The first guy he hit up was Tommy, no last name learned or cared about. He was looking a tad tender from Tuesday night’s festivities, though his left eye had started to open a bit. Tommy was a good bet. This was his only job, and the most important thing he had going the next day was polishing up his tan.
“Dude,” Tommy said, “you serious?”
“Like a capsized cruise ship.”
“I can’t,” Tommy said. “It’s Thursday night.” Like if it had been a Monday or a Friday, Tommy’d be happy to oblige, the muscle-bound closet-case.

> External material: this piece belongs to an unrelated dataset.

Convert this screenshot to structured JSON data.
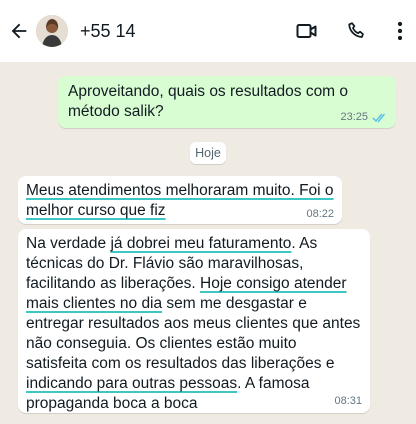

That led Harry to William-Not-Bill, a puppet-legged blockhead with Cuban blood and a prizefighter hairdo, spiky on top with rat-tails curling out the back. When Harry asked him for the favor, Not-Bill wanted to know if Harry’d been smoking crack.
This left only the Big man himself, and Harry stalled asking the whole night, till he noticed Aggie counting out her money and getting ready to split.
“I give you the twinkiest gig in the whole house, and y’all wanna run outta here,” Palmero said. “Why you gotta do me like that?”
“I got a date with Aggie,” Harry said. “I mean, I do if you cut me loose.”
“That right?” Palmero said. He nodded his enormous head, impressed. “Ain’t she the sweetest?”
“That’s what I’m trying to find out, Big.”
“Well, shit,” Palmero considered, “I gotta be at the clinic by nine, otherwise I would. Don’t suppose none of these tough guys is gonna help you out.”
Harry shrugged.
“Course not.” He thought a minute. “Alright, look. I’ll do it tonight and tonight only. Not on your account, you understand, but because I like Agatha.”
“Thanks, Big,” Harry said. “I owe you one.”
Palmero said, “You don’t owe me shit. Just do me a solid. In the future, make time on your time, not on my time.”
Agatha St. Denis pronounced her name like the French martyr, San-duh-nee, and unlike the rest of her family, who Americanized it so that it rhymed with tennis. They were sitting in a Stuckey’s in Dania, being waited on by a begoggled biddy who moved like she had arthritis in her ankles.
Aggie didn’t pour syrup over her pancakes, she made a puddle in a saucer and dipped bite-sized chunks into it. And she didn’t use butter. Bad enough she was eating at this hour, a snack like this could wipe out an entire week’s worth of sensible dieting.
“What’re you worried about?” Harry said. “So long as you’re eating, I figure you’re okay.”